As a 13-year-old Palestinian went to trial for allegedly attacking Israeli citizens in occupied East Jerusalem, there has been anger after a leaked video of the teenager being interrogated by police after the incident showed an officer using “intimidating” tactics.
On Tuesday, Ahmed Manasrah appeared in a Jerusalem court, where he was charged with two counts of attempted murder.
According to the indictment, he and his cousin Hassan, 15, stabbed two Israelis, aged 20 and 13, in mid-October.
After the alleged attack at the Pisgat Zeev settlement, police shot Hassan dead and a passing car ran over Manasrah. The two Israelis survived their wounds.
In a video after the incident, shared widely on social media, Manasrah is shown lying on the ground, unable to move, and bleeding from the head.
A nearby man, speaking in Arabic with an Israeli accent, can be heard cursing him and shouting “die, die, son of a b***h”.
Meanwhile, other bystanders curse him and shout “die!” in Hebrew.
But another widely shared video, released ahead of Tuesday’s trial, has further intensified tensions around the case.
The clip shows what appear to be Israeli policemen verbally abusing Manasrah, who is from Jerusalem, pressuring him to confess to attempting to “murder Jews” and “aiding an enemy at the time of war”.
In the video (WARNING: some viewers may find this disturbing), which Al Jazeera cannot verify, several Israeli police officers are seen screaming at Manasrah, telling him that he had committed crimes and that he must confess.
Manasrah, visibly traumatised but recovered from his major wounds, is seen crying, hitting his own head, and pleading that he has done nothing and does not remember anything.
Manasrah appears confused, saying he did not understand what his accusers were talking about.
The officer then shouts at him, saying “shut up” and “I will show you … if you don’t answer,” after which Manasrah breaks down, puts his hands on his head, and cries again.
“Enough, enough, I will say whatever you want, but I don’t remember anything,” Manasrah is heard saying.
Israeli police spokeswoman Luba Samri said the investigation was conducted “with professionalism and without bias,” the AP news agency reported.
Akin to ‘torture’
Speaking to Al Jazeera, Tariq Bargouthi, Manasrah’s lawyer, said that the “intimidating” tactics used by the police officer against his client were illegal under Israeli law.
“He is just a little boy,” he said, maintaining that Manasrah did not try to stab or commit a crime against anyone.
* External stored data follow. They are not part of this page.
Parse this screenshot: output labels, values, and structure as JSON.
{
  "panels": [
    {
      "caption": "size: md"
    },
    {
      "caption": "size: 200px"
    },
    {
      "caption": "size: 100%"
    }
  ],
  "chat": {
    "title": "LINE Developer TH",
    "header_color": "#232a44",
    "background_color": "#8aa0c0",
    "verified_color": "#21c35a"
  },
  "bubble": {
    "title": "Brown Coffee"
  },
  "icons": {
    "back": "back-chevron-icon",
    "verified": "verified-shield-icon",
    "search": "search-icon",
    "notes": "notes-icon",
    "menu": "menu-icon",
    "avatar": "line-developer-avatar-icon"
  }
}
Lawyer Lea Tsemel, who is also representing Manasrah, said she may contest the investigation based on the manner of questioning seen in the video.
“You cannot terrify, or threaten, or tempt, for the purpose of achieving a confession,” she said, according to AP.
Maysa Abu Saleh, a lawyer with the Public Committee against Torture in Israel, a human rights group, told Al Jazeera that Israeli police do not have the right to treat suspects, especially minors, in such a brutal way.
Abu Saleh added that based on material in the video, the treatment of Manasrah constitutes torture, as defined by Israeli law.
Under the law, minors must be questioned by police officers who are trained to deal with underage suspects and in the presence of their parents or lawyers, she explained.
Manasrah’s case was postponed on Tuesday and scheduled to resume on November 26.